# Will a 700x28 wheel



## rbmatl (Jun 11, 2007)

fit on an MB Grand Sprint (bought last spring...carbon stay/fork with Ultegra 20sp. Has 700x23 Am Classic Wheels but I need something a bit beefier with my weight...Thinking Velocity Synergy with 28mm tire.


----------



## acckids (Jan 2, 2003)

Are you talking wheels or tires. A 700c wheel would be the same size with either the Am Classic or Velocity. If you are talking tires, a 28 tire would be a tight fit with your bikes 410mm chainstays. As you probably know, each mfg's 28 are smaller or bigger than other mfg's 28. I use Michelin Pro Race 25's. They handle the chip/seal roads in Ohio very well and I'm almost 190lbs. The Pro Race is beefier than a set of Bontrager 25c tires.


----------



## California L33 (Jan 20, 2006)

rbmatl said:


> fit on an MB Grand Sprint (bought last spring...carbon stay/fork with Ultegra 20sp. Has 700x23 Am Classic Wheels but I need something a bit beefier with my weight...Thinking Velocity Synergy with 28mm tire.
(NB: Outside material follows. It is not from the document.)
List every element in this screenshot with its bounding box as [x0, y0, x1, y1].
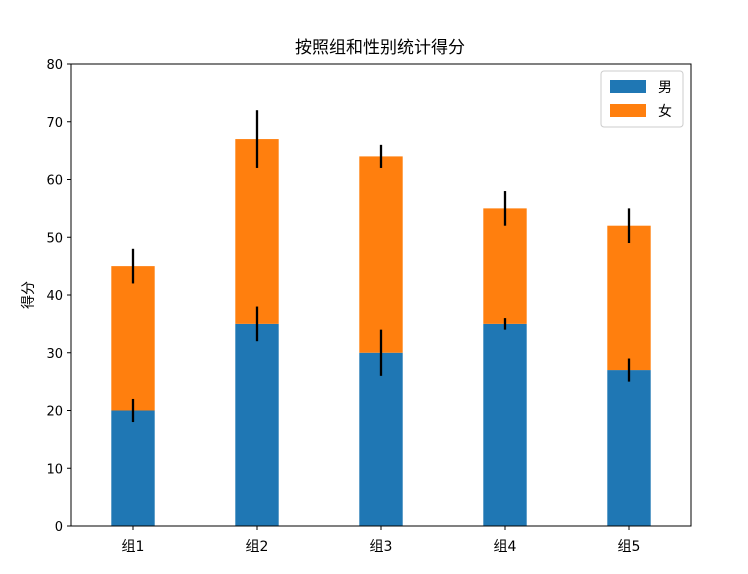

What is your weight? Are you having trouble with 23s, like pinch flats? Or are you just looking for a softer ride? Have you tried a 25mm tire? There is a big difference between a 23 and a 25. It may not sound like it but a 25 gives a much softer ride and you'll find a lot more tire options out there. If you're on the fence you should be able to find 'el cheapo' 25s on closeout for $10-$15 if you want to try one- and you only need one to see what I'm talking about, on the rear. 

And are you having trouble with the wheels? Going out of true or something else? The standard 'big rider' road wheel is the Velocity Deep-V, 36 spoke. Lots of short spokes take a beating better than longer spokes, or fewer and longer spokes.


----------